Transcriptomic network analysis reveals key drivers of response to anti-TNF biologics in patients with rheumatoid arthritis

Chae-Yeon Yu; Hye-Soon Lee; Young Bin Joo; Soo-Kyung Cho; Chan-Bum Choi; Yoon-Kyoung Sung; Tae-Hwan Kim; Jae-Bum Jun; Dae Hyun Yoo; Sang-Cheol Bae; Kwangwoo Kim; So-Young Bang

doi:10.1093/rheumatology/kead403

Transcriptomic network analysis reveals key drivers of response to anti-TNF biologics in patients with rheumatoid arthritis

Rheumatology (Oxford). 2023 Aug 12:kead403. doi: 10.1093/rheumatology/kead403. Online ahead of print.

Authors

Chae-Yeon Yu^{1

2}, Hye-Soon Lee³, Young Bin Joo³, Soo-Kyung Cho³, Chan-Bum Choi³, Yoon-Kyoung Sung³, Tae-Hwan Kim³, Jae-Bum Jun³, Dae Hyun Yoo³, Sang-Cheol Bae³, Kwangwoo Kim^{1

2}, So-Young Bang³

Affiliations

¹ Department of Biology, Kyung Hee University, Seoul, Republic of Korea.
² Department of Biomedical and Pharmaceutical Sciences, Kyung Hee University, Seoul, Republic of Korea.
³ Department of Rheumatology, Hanyang University Hospital for Rheumatic Diseases and Hanyang University Institute for Rheumatology, Seoul, Republic of Korea.

PMID: 37572297
DOI: 10.1093/rheumatology/kead403

Abstract

Objective: Anti-TNF biologics have been widely used to ameliorate disease activity in patients with rheumatoid arthritis (RA). However, a large fraction of patients show a poor response to these agents. Moreover, no clinically applicable predictive biomarkers have been established. This study aimed to identify response-associated biomarkers using longitudinal transcriptomic data in two independent RA cohorts.
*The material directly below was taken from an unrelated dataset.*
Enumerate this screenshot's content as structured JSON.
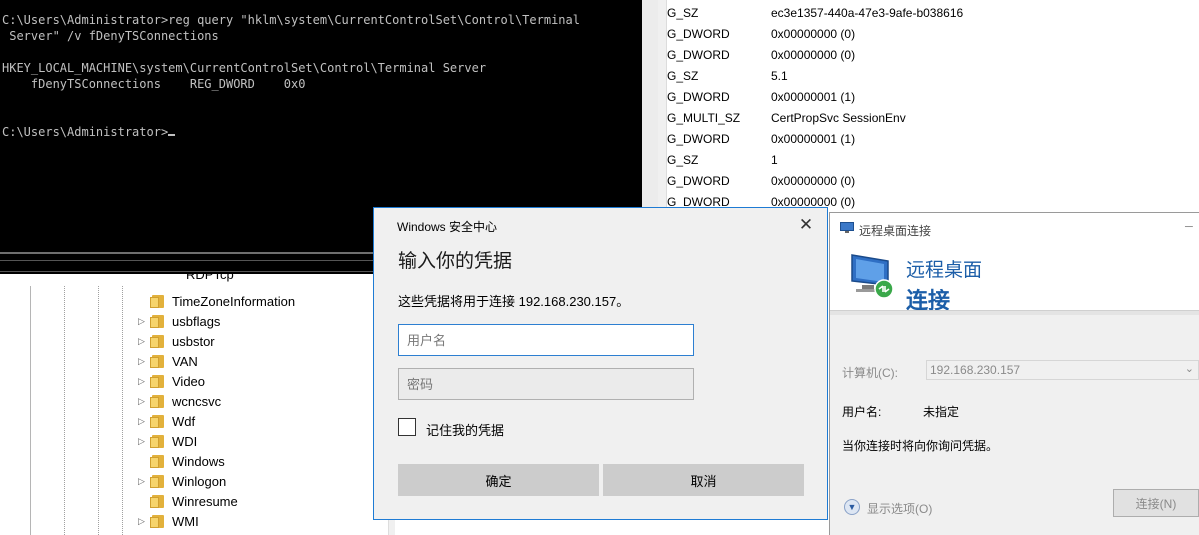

Methods: RNA sequencing data from peripheral blood cell samples of Korean and Caucasian RA cohorts before and after initial treatment with anti-TNF biologics were analyzed to assess treatment-induced expression changes that differed between highly reliable excellent and null responders. Weighted correlation network, immune cell composition, and key driver analyses were performed to understand response-associated transcriptomic networks and cell types and their correlation with disease activity indices.

Results: In total, 305 response-associated genes showed significantly different treatment-induced expression changes between excellent and null responders. Co-expression network construction and subsequent key driver analysis revealed that 41 response-associated genes played a crucial role as key drivers of transcriptomic alteration in four response-associated networks involved in various immune pathways: type I interferon signalling, myeloid leucocyte activation, B cell activation, and NK cell/lymphocyte-mediated cytotoxicity. Transcriptomic response scores that we developed to estimate the individual-level degree of expression changes in the response-associated key driver genes were significantly correlated with the changes in clinical indices in independent patients with moderate or ambiguous response outcomes.

Conclusions: This study provides response-specific treatment-induced transcriptomic signatures by comparing the transcriptomic landscape between patients with excellent and null responses to anti-TNF drugs at both gene and network levels.

Keywords: Rheumatoid arthritis; bioinformatics; biological therapy; statistics; transcriptome.